Montgomery Locks project to be completed with $857 million federal boostView Source
Chrissy Suttles, Beaver County Times
·4 min read
INDUSTRY — Engineers will complete a yearslong venture to restore the aging Montgomery Locks in Beaver County thanks to a new round of federal funding.
U.S. Sen. Bob Casey, D-Scranton, and U.S. Rep. Conor Lamb, D-17, on Wednesday said the Pittsburgh U.S. Army Corps of Engineers will receive more than $857 million of President Joe Biden’s $1.2 trillion infrastructure spending package for its Upper Ohio Navigation project.
The $2.6 billion plan involves replacing and expanding chambers at the Emsworth, Dashields and Montgomery locks and dams along the Ohio River.
“If this system were to break down, the economy of a large segment of America would be adversely impacted because of the failure to move commodities through the waterway system,” Casey said.
The "unprecedented" funding will be used to complete work on Industry’s Montgomery Locks, built in the 1930s and now exhibiting significant deterioration. A catastrophic failure at the site would halt river traffic and likely hamper work at Shell’s ethane cracker plant nearby. The system has a 50% chance of failure by 2028 and an average of 300 commercial lockages each month.
Mary Ann Bucci, Port of Pittsburgh Commission executive director, said there’s already a crack that leaks water between the two walls of Montgomery's chambers.
“If that wall collapses, both chambers would be non-functional and you close the Port of Pittsburgh,” she said, adding this would completely shut down regional commerce and may affect municipal drinking water.
The Upper Ohio River locks are estimated to facilitate the transport of 15 to 20 million tons of commodities annually in the next 50 years.
“(This funding) means we can put that out to bid all at one time and keep the project moving forward,” Bucci said. “Unlike the Lower Mon Project, which went piece by piece, year by year with whatever dollars we got. We end up in year 28 of a 10-year project. That will not happen at the Montgomery Locks and Dam.”

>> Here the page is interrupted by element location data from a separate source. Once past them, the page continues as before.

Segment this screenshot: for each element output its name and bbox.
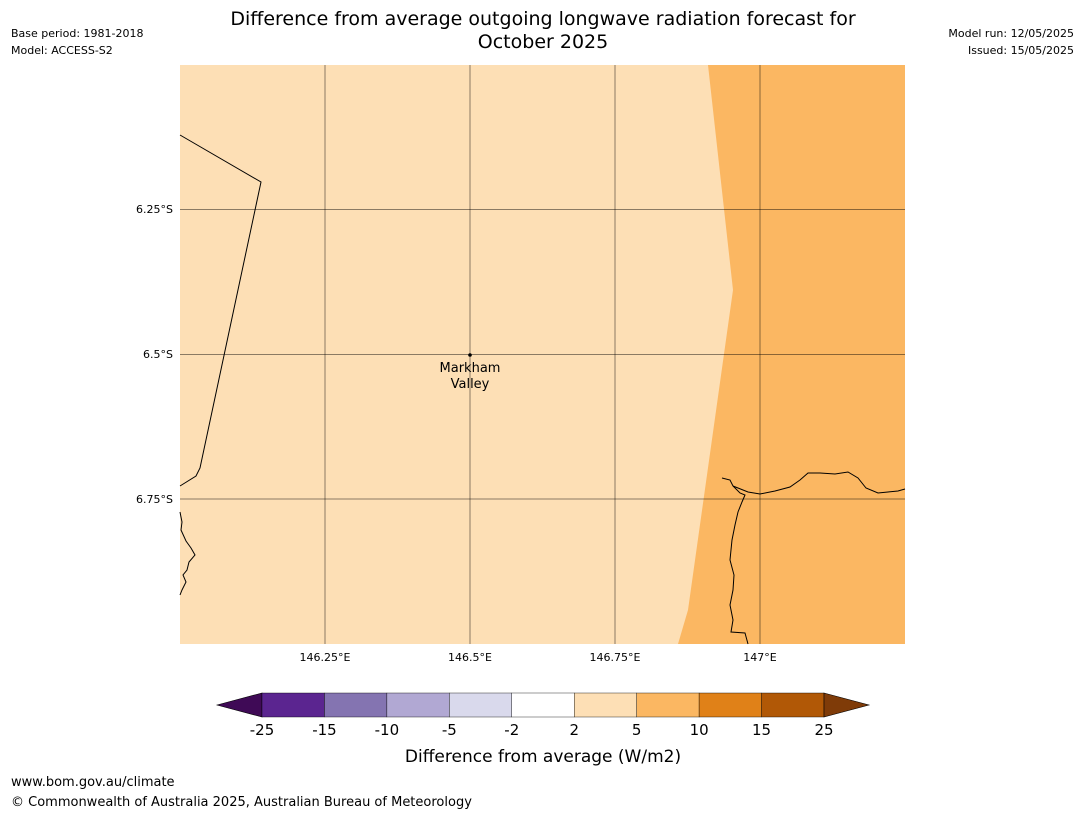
base-period-text: Base period: 1981-2018 (11, 27, 144, 40)
latitude-labels: 6.25°S 6.5°S 6.75°S (136, 203, 173, 506)
coastline-east (721, 477, 749, 645)
markham-valley-marker (468, 353, 472, 357)
colorbar-tick-label: 10 (690, 721, 709, 739)
colorbar-tick-label: 15 (752, 721, 771, 739)
lon-label-147: 147°E (743, 651, 776, 664)
place-label-line-1: Markham (440, 361, 501, 376)
lat-label-6-5: 6.5°S (143, 348, 173, 361)
title-line-2: October 2025 (477, 31, 609, 53)
colorbar-tick-label: -15 (312, 721, 337, 739)
model-text: Model: ACCESS-S2 (11, 44, 113, 57)
colorbar-label: Difference from average (W/m2) (405, 747, 681, 767)
border-line (179, 134, 262, 487)
colorbar-extension-high (823, 692, 871, 718)
place-label-line-2: Valley (451, 377, 490, 392)
coastline-gulf (732, 471, 906, 495)
colorbar-segment (574, 692, 637, 718)
map-panel: Markham Valley (179, 65, 906, 645)
footer-copyright: © Commonwealth of Australia 2025, Austra… (11, 795, 472, 810)
lon-label-146-25: 146.25°E (300, 651, 351, 664)
longitude-labels: 146.25°E 146.5°E 146.75°E 147°E (300, 651, 777, 664)
metadata-left: Base period: 1981-2018 Model: ACCESS-S2 (11, 25, 143, 59)
colorbar-segment (698, 692, 762, 718)
colorbar-extension-low (215, 692, 263, 718)
title-line-1: Difference from average outgoing longwav… (230, 8, 856, 30)
lon-label-146-5: 146.5°E (448, 651, 492, 664)
colorbar-segment (511, 692, 575, 718)
colorbar-tick-label: -25 (250, 721, 275, 739)
colorbar-tick-label: 25 (814, 721, 833, 739)
colorbar-segment (636, 692, 700, 718)
colorbar-tick-label: -5 (442, 721, 457, 739)
colorbar-segment (449, 692, 512, 718)
colorbar-segment (261, 692, 325, 718)
colorbar-segment (324, 692, 388, 718)
lat-label-6-75: 6.75°S (136, 493, 173, 506)
colorbar-tick-label: -2 (504, 721, 519, 739)
colorbar-tick-label: 2 (569, 721, 579, 739)
metadata-right: Model run: 12/05/2025 Issued: 15/05/2025 (948, 25, 1074, 59)
footer-url: www.bom.gov.au/climate (11, 775, 175, 790)
colorbar-tick-label: 5 (632, 721, 642, 739)
lat-label-6-25: 6.25°S (136, 203, 173, 216)
anomaly-band-5-to-10 (678, 65, 905, 644)
issued-text: Issued: 15/05/2025 (967, 44, 1074, 57)
colorbar-segment (761, 692, 825, 718)
colorbar: -25 -15 -10 -5 -2 2 5 10 15 25 (215, 692, 871, 739)
colorbar-segment (386, 692, 450, 718)
model-run-text: Model run: 12/05/2025 (948, 27, 1074, 40)
map-title: Difference from average outgoing longwav… (180, 8, 906, 54)
colorbar-tick-label: -10 (375, 721, 400, 739)
coastline-west (179, 511, 196, 596)
lon-label-146-75: 146.75°E (590, 651, 641, 664)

Now that Montgomery is fully funded, Bucci said Emsworth is the next priority with Dashields not far behind. Regionally, transportation through Emsworth, Dashields and Montgomery is expected to support 3,800 full-time jobs annually.
“It’s not just investment in Montgomery...but a reinventing of the portal to Pittsburgh,” said Darrin Kelly, Allegheny County Labor Council president. “Not just what’s coming out, it’s what coming back in...This will allow larger ships to come through.”
Lamb said Wednesday's news “builds on years of bipartisan work and progress” to secure funding for the system.
“River traffic is something few people think about unless it is shut down,” he said, adding that if Montgomery were to collapse “we could lose thousands of jobs and add thousands of trucks to our roads, meaning more pollution and traffic.”
“This funding is essential and the result of years of advocacy and old-fashioned, hard legislative work,” he said.
What we can expect from the infrastructure law
Pennsylvania is slated to receive roughly $18 billion from the $1.2 trillion infrastructure spending deal passed by Congress and signed by President Joe Biden in November. With the option to apply for additional funds, the state could see as much as $50 billion in the coming years.
Although the money may take some time to travel to local communities, funding can be used to improve roads, bridges, public transit and drinking water. This includes $11.3 billion for highway projects, $1.6 billion for bridge repairs and $4.2 billion for public transit and water systems over five years.
The $1.4 billion to improve water infrastructure, such as replacing lead pipes, may be welcome news to thousands of Beaver County residents who frequently deal with line breaks, century-old cast iron and lead pipes and rising water prices.
Pennsylvania was recently awarded its first $240 million from the package; Gov. Tom Wolf has prioritized lead remediation and reducing contaminants like “forever chemicals” known as PFAS in drinking water.
The U.S. Department of Transportation’s Federal Aviation Administration already awarded its first round of $70.7 million to Pennsylvania’s 62 airports, including more than $11 million to Pittsburgh International Airport and $295,000 to Beaver County Airport for investments in runways, taxiways, safety, terminals and roadways.